Il catalogo SNAI è centrato sulle slot Playtech, con una quota del bonus fino a 500 € aggiuntivi su titoli specifici. La ruota «Primo Giro» regala 9 giri come componente di benvenuto aggiuntiva. SNAI è dunque la scelta per chi cerca il bonus senza deposito più alto del mercato ADM e ha il bankroll per gestire un wagering 40x in 10 giorni.

Planetwin365

Planetwin365 (concessione 16007, ragione sociale Pwo S.p.a.) offre il bonus più diretto del confronto: 5.000 € sul primo deposito, senza distinzione tra componente Real e Fun, con wagering 30x e validità di 3 giorni. Il deposito minimo è 20 €.

Il 5.000 € di Planetwin365 è un Fun Bonus nella sostanza, perché il wagering si applica all’intero importo e la validità è 3 giorni. Su 5.000 € a 30x, il volume richiesto è 150.000 € in 72 ore, una soglia che resta proibitiva per la maggior parte dei giocatori. La differenza rispetto a Lottomatica e GoldBet è il wagering più basso (30x contro 40x) e la mancanza della distinzione Real/Fun, che rende la struttura più semplice ma non più accessibile.

Planetwin365 è un operatore di nicchia nel segmento ADM, con un catalogo ampio ma meno noto dei marchi principali.
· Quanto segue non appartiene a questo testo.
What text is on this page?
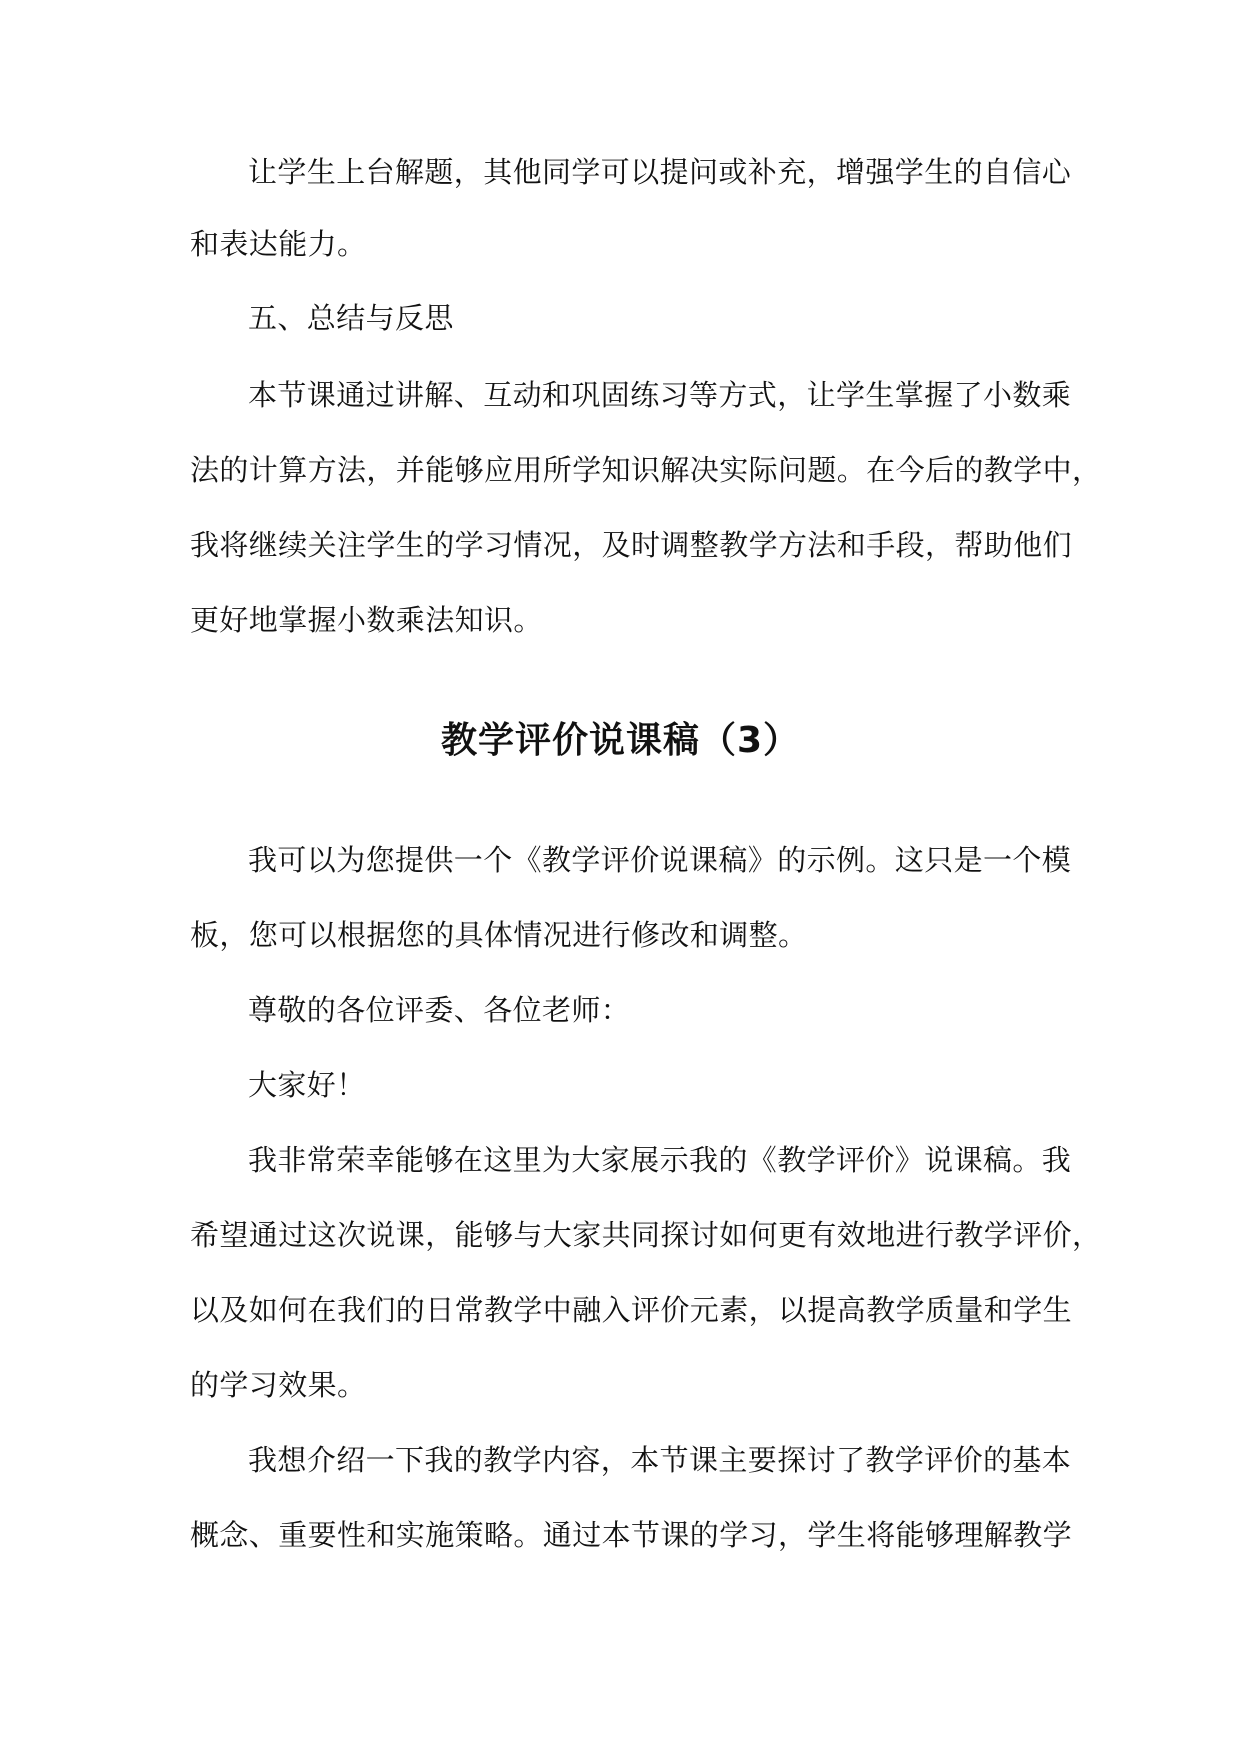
让学生上台解题，其他同学可以提问或补充，增强学生的自信心
和表达能力。
五、总结与反思
本节课通过讲解、互动和巩固练习等方式，让学生掌握了小数乘
法的计算方法，并能够应用所学知识解决实际问题。在今后的教学中，
我将继续关注学生的学习情况，及时调整教学方法和手段，帮助他们
更好地掌握小数乘法知识。
教学评价说课稿（3）
我可以为您提供一个《教学评价说课稿》的示例。这只是一个模
板，您可以根据您的具体情况进行修改和调整。
尊敬的各位评委、各位老师：
大家好！
我非常荣幸能够在这里为大家展示我的《教学评价》说课稿。我
希望通过这次说课，能够与大家共同探讨如何更有效地进行教学评价，
以及如何在我们的日常教学中融入评价元素，以提高教学质量和学生
的学习效果。
我想介绍一下我的教学内容，本节课主要探讨了教学评价的基本
概念、重要性和实施策略。通过本节课的学习，学生将能够理解教学
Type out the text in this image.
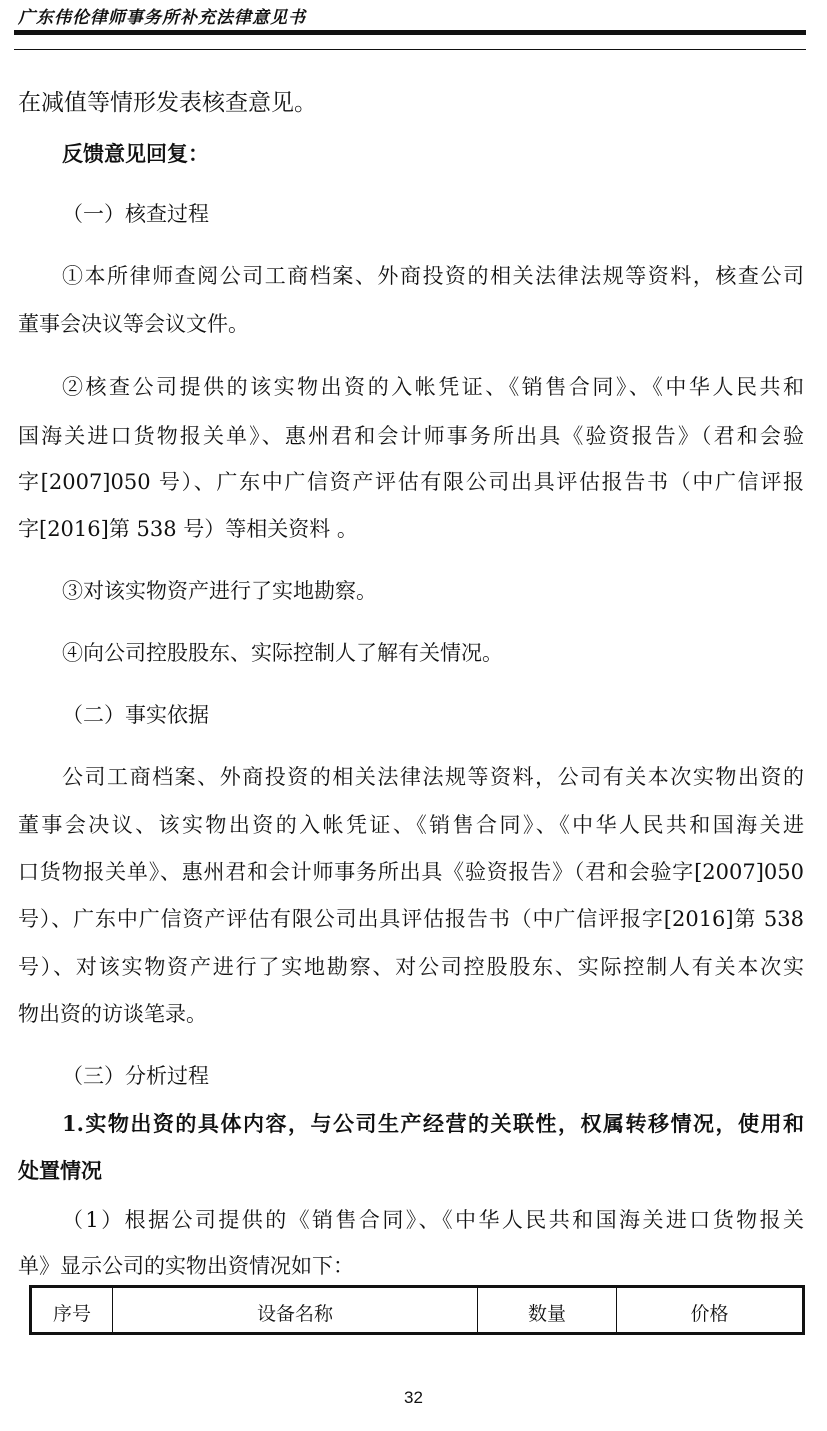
广东伟伦律师事务所补充法律意见书
在减值等情形发表核查意见。
反馈意见回复：
（一）核查过程
①本所律师查阅公司工商档案、外商投资的相关法律法规等资料，核查公司
董事会决议等会议文件。
②核查公司提供的该实物出资的入帐凭证、《销售合同》、《中华人民共和
国海关进口货物报关单》、惠州君和会计师事务所出具《验资报告》（君和会验
字[2007]050 号）、广东中广信资产评估有限公司出具评估报告书（中广信评报
字[2016]第 538 号）等相关资料 。
③对该实物资产进行了实地勘察。
④向公司控股股东、实际控制人了解有关情况。
（二）事实依据
公司工商档案、外商投资的相关法律法规等资料，公司有关本次实物出资的
董事会决议、该实物出资的入帐凭证、《销售合同》、《中华人民共和国海关进
口货物报关单》、惠州君和会计师事务所出具《验资报告》（君和会验字[2007]050
号）、广东中广信资产评估有限公司出具评估报告书（中广信评报字[2016]第 538
号）、对该实物资产进行了实地勘察、对公司控股股东、实际控制人有关本次实
物出资的访谈笔录。
（三）分析过程
1.实物出资的具体内容，与公司生产经营的关联性，权属转移情况，使用和
处置情况
（1）根据公司提供的《销售合同》、《中华人民共和国海关进口货物报关
单》显示公司的实物出资情况如下：
序号	设备名称	数量	价格
32
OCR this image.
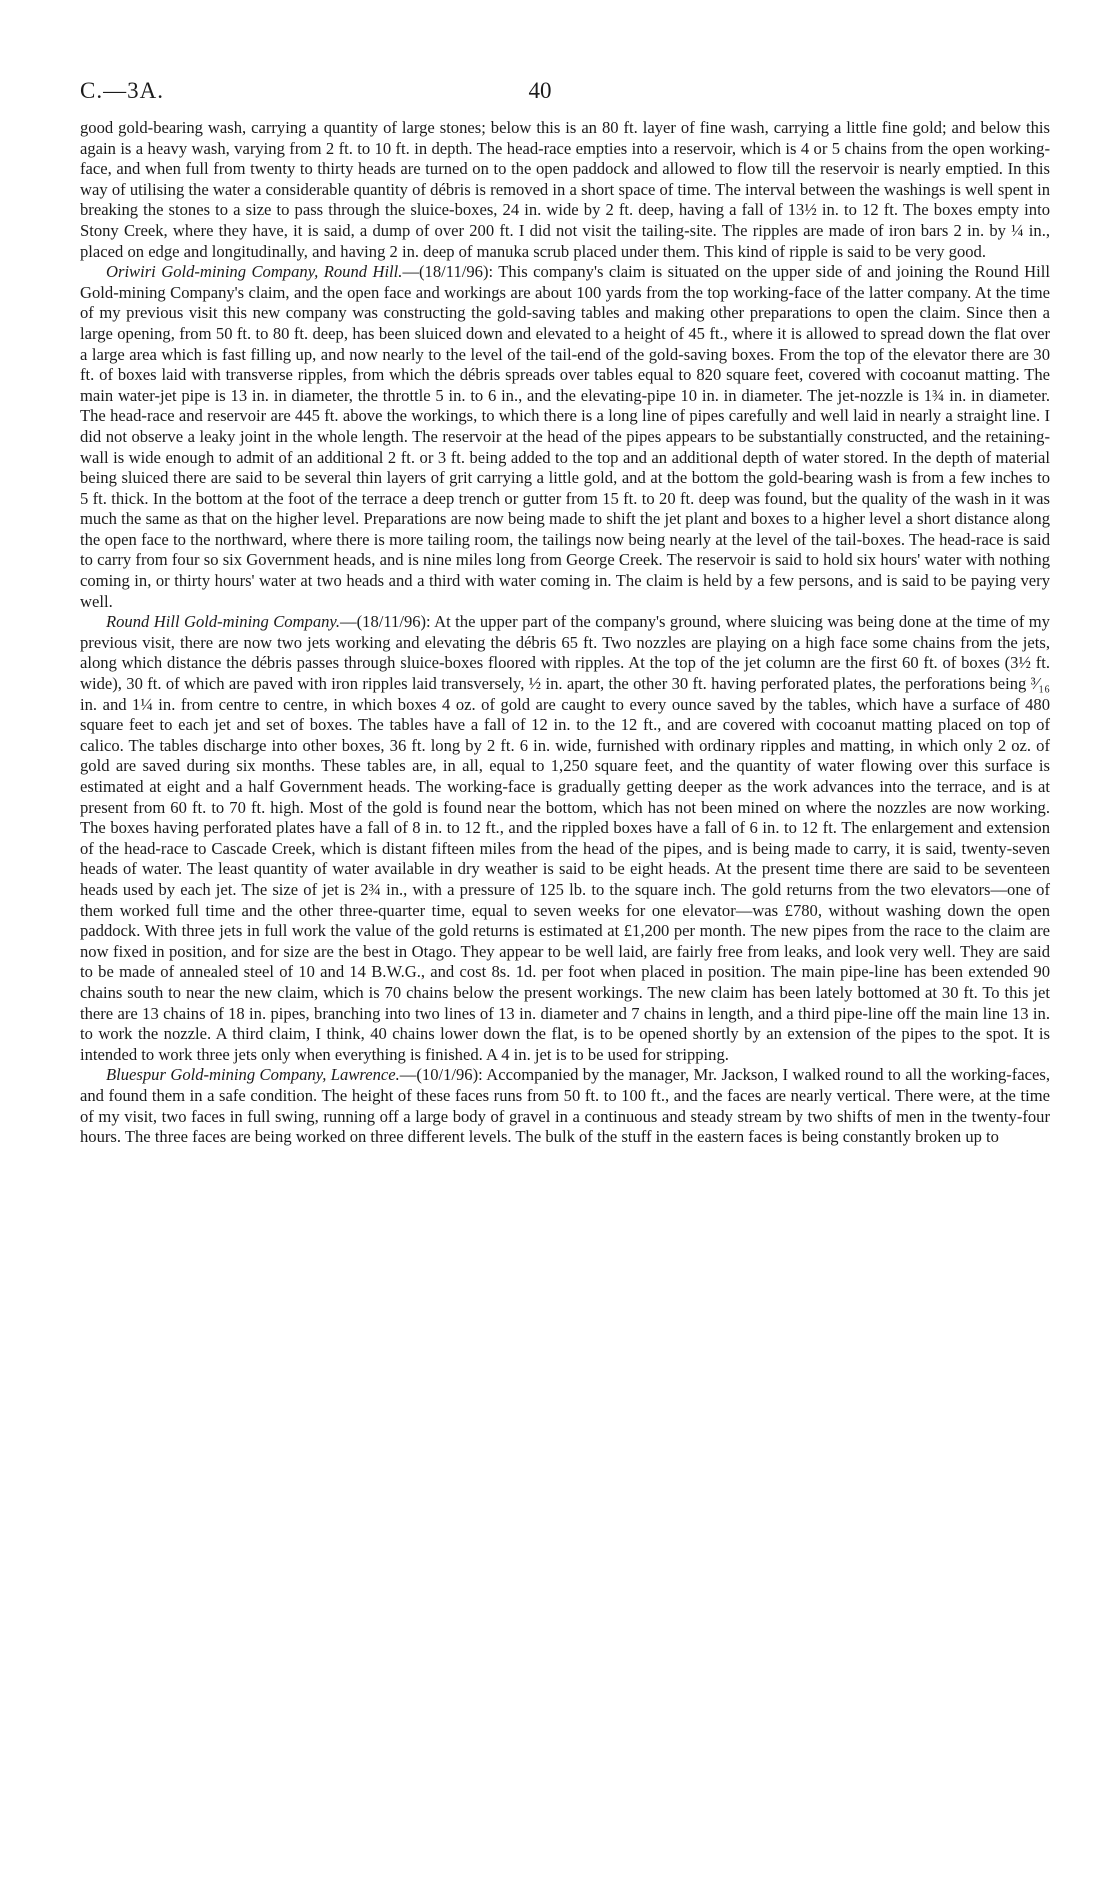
C.—3A.	40

good gold-bearing wash, carrying a quantity of large stones; below this is an 80 ft. layer of fine wash, carrying a little fine gold; and below this again is a heavy wash, varying from 2 ft. to 10 ft. in depth. The head-race empties into a reservoir, which is 4 or 5 chains from the open working-face, and when full from twenty to thirty heads are turned on to the open paddock and allowed to flow till the reservoir is nearly emptied. In this way of utilising the water a considerable quantity of débris is removed in a short space of time. The interval between the washings is well spent in breaking the stones to a size to pass through the sluice-boxes, 24 in. wide by 2 ft. deep, having a fall of 13½ in. to 12 ft. The boxes empty into Stony Creek, where they have, it is said, a dump of over 200 ft. I did not visit the tailing-site. The ripples are made of iron bars 2 in. by ¼ in., placed on edge and longitudinally, and having 2 in. deep of manuka scrub placed under them. This kind of ripple is said to be very good.

Oriwiri Gold-mining Company, Round Hill.—(18/11/96): This company's claim is situated on the upper side of and joining the Round Hill Gold-mining Company's claim, and the open face and workings are about 100 yards from the top working-face of the latter company. At the time of my previous visit this new company was constructing the gold-saving tables and making other preparations to open the claim. Since then a large opening, from 50 ft. to 80 ft. deep, has been sluiced down and elevated to a height of 45 ft., where it is allowed to spread down the flat over a large area which is fast filling up, and now nearly to the level of the tail-end of the gold-saving boxes. From the top of the elevator there are 30 ft. of boxes laid with transverse ripples, from which the débris spreads over tables equal to 820 square feet, covered with cocoanut matting. The main water-jet pipe is 13 in. in diameter, the throttle 5 in. to 6 in., and the elevating-pipe 10 in. in diameter. The jet-nozzle is 1¾ in. in diameter. The head-race and reservoir are 445 ft. above the workings, to which there is a long line of pipes carefully and well laid in nearly a straight line. I did not observe a leaky joint in the whole length. The reservoir at the head of the pipes appears to be substantially constructed, and the retaining-wall is wide enough to admit of an additional 2 ft. or 3 ft. being added to the top and an additional depth of water stored. In the depth of material being sluiced there are said to be several thin layers of grit carrying a little gold, and at the bottom the gold-bearing wash is from a few inches to 5 ft. thick. In the bottom at the foot of the terrace a deep trench or gutter from 15 ft. to 20 ft. deep was found, but the quality of the wash in it was much the same as that on the higher level. Preparations are now being made to shift the jet plant and boxes to a higher level a short distance along the open face to the northward, where there is more tailing room, the tailings now being nearly at the level of the tail-boxes. The head-race is said to carry from four so six Government heads, and is nine miles long from George Creek. The reservoir is said to hold six hours' water with nothing coming in, or thirty hours' water at two heads and a third with water coming in. The claim is held by a few persons, and is said to be paying very well.

Round Hill Gold-mining Company.—(18/11/96): At the upper part of the company's ground, where sluicing was being done at the time of my previous visit, there are now two jets working and elevating the débris 65 ft. Two nozzles are playing on a high face some chains from the jets, along which distance the débris passes through sluice-boxes floored with ripples. At the top of the jet column are the first 60 ft. of boxes (3½ ft. wide), 30 ft. of which are paved with iron ripples laid transversely, ½ in. apart, the other 30 ft. having perforated plates, the perforations being ³⁄₁₆ in. and 1¼ in. from centre to centre, in which boxes 4 oz. of gold are caught to every ounce saved by the tables, which have a surface of 480 square feet to each jet and set of boxes. The tables have a fall of 12 in. to the 12 ft., and are covered with cocoanut matting placed on top of calico. The tables discharge into other boxes, 36 ft. long by 2 ft. 6 in. wide, furnished with ordinary ripples and matting, in which only 2 oz. of gold are saved during six months. These tables are, in all, equal to 1,250 square feet, and the quantity of water flowing over this surface is estimated at eight and a half Government heads. The working-face is gradually getting deeper as the work advances into the terrace, and is at present from 60 ft. to 70 ft. high. Most of the gold is found near the bottom, which has not been mined on where the nozzles are now working. The boxes having perforated plates have a fall of 8 in. to 12 ft., and the rippled boxes have a fall of 6 in. to 12 ft. The enlargement and extension of the head-race to Cascade Creek, which is distant fifteen miles from the head of the pipes, and is being made to carry, it is said, twenty-seven heads of water. The least quantity of water available in dry weather is said to be eight heads. At the present time there are said to be seventeen heads used by each jet. The size of jet is 2¾ in., with a pressure of 125 lb. to the square inch. The gold returns from the two elevators—one of them worked full time and the other three-quarter time, equal to seven weeks for one elevator—was £780, without washing down the open paddock. With three jets in full work the value of the gold returns is estimated at £1,200 per month. The new pipes from the race to the claim are now fixed in position, and for size are the best in Otago. They appear to be well laid, are fairly free from leaks, and look very well. They are said to be made of annealed steel of 10 and 14 B.W.G., and cost 8s. 1d. per foot when placed in position. The main pipe-line has been extended 90 chains south to near the new claim, which is 70 chains below the present workings. The new claim has been lately bottomed at 30 ft. To this jet there are 13 chains of 18 in. pipes, branching into two lines of 13 in. diameter and 7 chains in length, and a third pipe-line off the main line 13 in. to work the nozzle. A third claim, I think, 40 chains lower down the flat, is to be opened shortly by an extension of the pipes to the spot. It is intended to work three jets only when everything is finished. A 4 in. jet is to be used for stripping.

Bluespur Gold-mining Company, Lawrence.—(10/1/96): Accompanied by the manager, Mr. Jackson, I walked round to all the working-faces, and found them in a safe condition. The height of these faces runs from 50 ft. to 100 ft., and the faces are nearly vertical. There were, at the time of my visit, two faces in full swing, running off a large body of gravel in a continuous and steady stream by two shifts of men in the twenty-four hours. The three faces are being worked on three different levels. The bulk of the stuff in the eastern faces is being constantly broken up to
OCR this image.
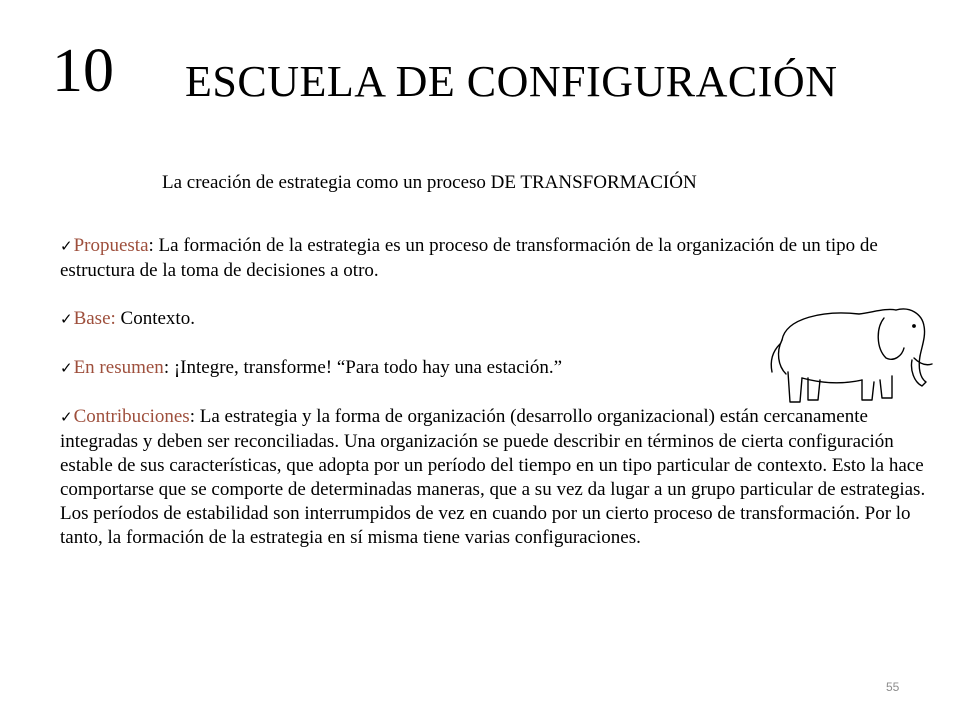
10 ESCUELA DE CONFIGURACIÓN
La creación de estrategia como un proceso DE TRANSFORMACIÓN

✓Propuesta: La formación de la estrategia es un proceso de transformación de la organización de un tipo de estructura de la toma de decisiones a otro.

✓Base: Contexto.

✓En resumen: ¡Integre, transforme! “Para todo hay una estación.”

✓Contribuciones: La estrategia y la forma de organización (desarrollo organizacional) están cercanamente integradas y deben ser reconciliadas. Una organización se puede describir en términos de cierta configuración estable de sus características, que adopta por un período del tiempo en un tipo particular de contexto. Esto la hace comportarse que se comporte de determinadas maneras, que a su vez da lugar a un grupo particular de estrategias. Los períodos de estabilidad son interrumpidos de vez en cuando por un cierto proceso de transformación. Por lo tanto, la formación de la estrategia en sí misma tiene varias configuraciones.

55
È la scelta per chi preferisce una struttura di bonus semplice, con un solo numero da leggere e senza distinzioni tra componenti.

StarCasinò

StarCasinò (concessione 16026, ragione sociale Azzurri Limited) è lo specialista del casinò puro nel confronto, con un catalogo centrato su slot e live game tra cui spicca Crazy Time di Evolution. Il bonus di benvenuto è un cashback fino a 2.050 € (2.000 € su giochi selezionati, 50 € su Crazy Time), con wagering 10x e 3 giorni di validità.

Il wagering 10x è il più basso della classifica, e su un cashback da 2.000 € significa 20.000 € di volume richiesto, una soglia molto più accessibile rispetto ai 200.000 € di Lottomatica. Il cashback inoltre ha una natura diversa dal bonus classico: rimborsa le perdite, non accredita credito da giocare. StarCasinò offre inoltre fino a 150 giri gratuiti con registrazione tramite SPID, una delle offerte di free spin più generose del perimetro ADM.

StarCasinò è la scelta per chi cerca un casinò specializzato, con wagering sostenibile e un programma di giri gratuiti legato all’identità digitale SPID. È l’operatore con il miglior rapporto tra importo del bonus e sforzo richiesto per convertirlo.

William Hill

William Hill (concessione 16044, casino.williamhill.it, ragione sociale William Hill Malta Plc) è il marchio storico britannico del gioco, presente in Italia con concessione ADM dal 2012. Il bonus di benvenuto per il mercato italiano non è specificato nei termini pubblici della piattaforma al momento della verifica, ed è un’area in cui la posizione di mercato parla più del bonus.

William Hill compete sulla solidità del marchio e sulla completezza del catalogo, con un’offerta che privilegia scommesse sportive e casinò in egual misura. Il giocatore che sceglie William Hill lo fa per la riconoscibilità del brand e per la copertura internazionale, non per il valore di un bonus puntuale. È un operatore presente nel registro ADM con una concessione piena, ma con un posizionamento meno aggressivo sul fronte delle promozioni rispetto ai concorrenti italiani.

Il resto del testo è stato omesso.